Initial critical response: Berlioz agreed with critics, “as far as the nightingale is concerned: the imitation of its song is no more successful here than in M. Lebrun’s well-known flute solo, for the very simple reason that since the nightingale only emits indistinct sounds of indeterminate pitch it cannot be imitated by instruments with a fixed and precise pitch.”
Suggested recording: Every critic’s choice in this seems to be Bruno Walter and the pickup Columbia Symphony Orchestra.
Symphony No. 7 in A
First performed: 1813.
Richard Wagner called this the “apotheosis of the dance,” and it is the most rhythmically driven of all symphonies; the second movement hardly contains anything but its rhythm. It all comes together in a Dionysian paean to the spirit of life.
Initial critical response: Weber expressed the opinion that Beethoven “was now ripe for the madhouse.”

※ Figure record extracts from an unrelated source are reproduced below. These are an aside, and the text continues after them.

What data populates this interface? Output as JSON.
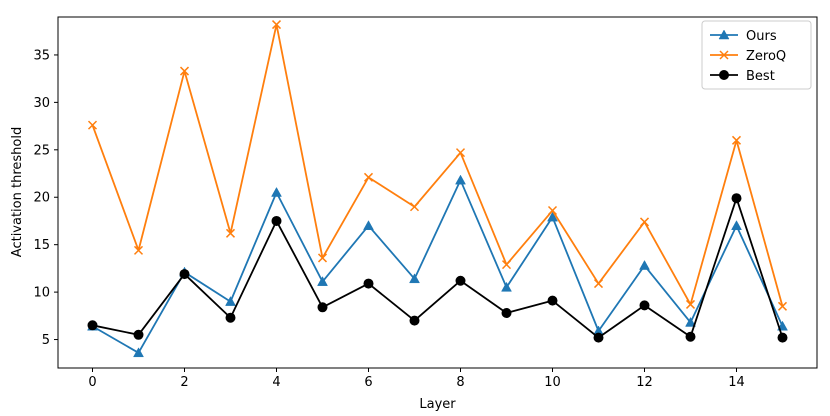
{
  "chart_data": {
    "type": "line",
    "title": "",
    "xlabel": "Layer",
    "ylabel": "Activation threshold",
    "x": [
      0,
      1,
      2,
      3,
      4,
      5,
      6,
      7,
      8,
      9,
      10,
      11,
      12,
      13,
      14,
      15
    ],
    "xlim": [
      -0.75,
      15.75
    ],
    "ylim": [
      2,
      39
    ],
    "xticks": [
      "0",
      "2",
      "4",
      "6",
      "8",
      "10",
      "12",
      "14"
    ],
    "xtick_values": [
      0,
      2,
      4,
      6,
      8,
      10,
      12,
      14
    ],
    "yticks": [
      "5",
      "10",
      "15",
      "20",
      "25",
      "30",
      "35"
    ],
    "ytick_values": [
      5,
      10,
      15,
      20,
      25,
      30,
      35
    ],
    "grid": false,
    "legend_position": "top-right",
    "series": [
      {
        "name": "Ours",
        "color": "#1f77b4",
        "marker": "triangle",
        "values": [
          6.4,
          3.6,
          12.1,
          9.0,
          20.5,
          11.1,
          17.0,
          11.4,
          21.8,
          10.5,
          17.9,
          5.9,
          12.8,
          6.8,
          17.0,
          6.4
        ]
      },
      {
        "name": "ZeroQ",
        "color": "#ff7f0e",
        "marker": "x",
        "values": [
          27.6,
          14.4,
          33.3,
          16.2,
          38.2,
          13.6,
          22.1,
          19.0,
          24.7,
          12.9,
          18.6,
          10.9,
          17.4,
          8.7,
          26.0,
          8.5
        ]
      },
      {
        "name": "Best",
        "color": "#000000",
        "marker": "circle",
        "values": [
          6.5,
          5.5,
          11.9,
          7.3,
          17.5,
          8.4,
          10.9,
          7.0,
          11.2,
          7.8,
          9.1,
          5.2,
          8.6,
          5.3,
          19.9,
          5.2
        ]
      }
    ]
  }
}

Suggested recording: Even though it’s a pre-stereo recording, you have to hear Arturo Toscanini and the NBC Symphony in a driven performance that wrests every ounce of power out of the score.
Symphony No. 8 in F
First performed: 1814.
Initial critical response: One critic wrote that “the applause it received was not accompanied by that enthusiasm which distinguishes a work which gives universal delight; in short — as the Italians say — it did not create a furor.”
Suggested recording: Georg Solti and the Chicago Symphony give a brawny performance of this work and include a really fine Symphony No. 7 as well.
Symphony No. 9 in D-minor, “Choral”
First performed: 1824.
Beethoven’s magnum opus, which adds singers and chorus to the symphony and expresses the composer’s view of universal brotherhood and the joy of the cosmos. At more than an hour long, it is immense and usually performed for ceremonial occasions.
Initial critical response: “Beethoven is still a magician, and it has pleased him on this occasion to raise something supernatural, to which this critic does not consent.”
Suggested recording: Despite mangling the finale by changing Beethoven’s “Freude” (“joy”) to “Freiheit” (“freedom”), there is no more committed performance than the one given by Leonard Bernstein at the fall of the Berlin Wall in 1989 with an orchestra composed of musicians from many orchestras in both East and West Germany.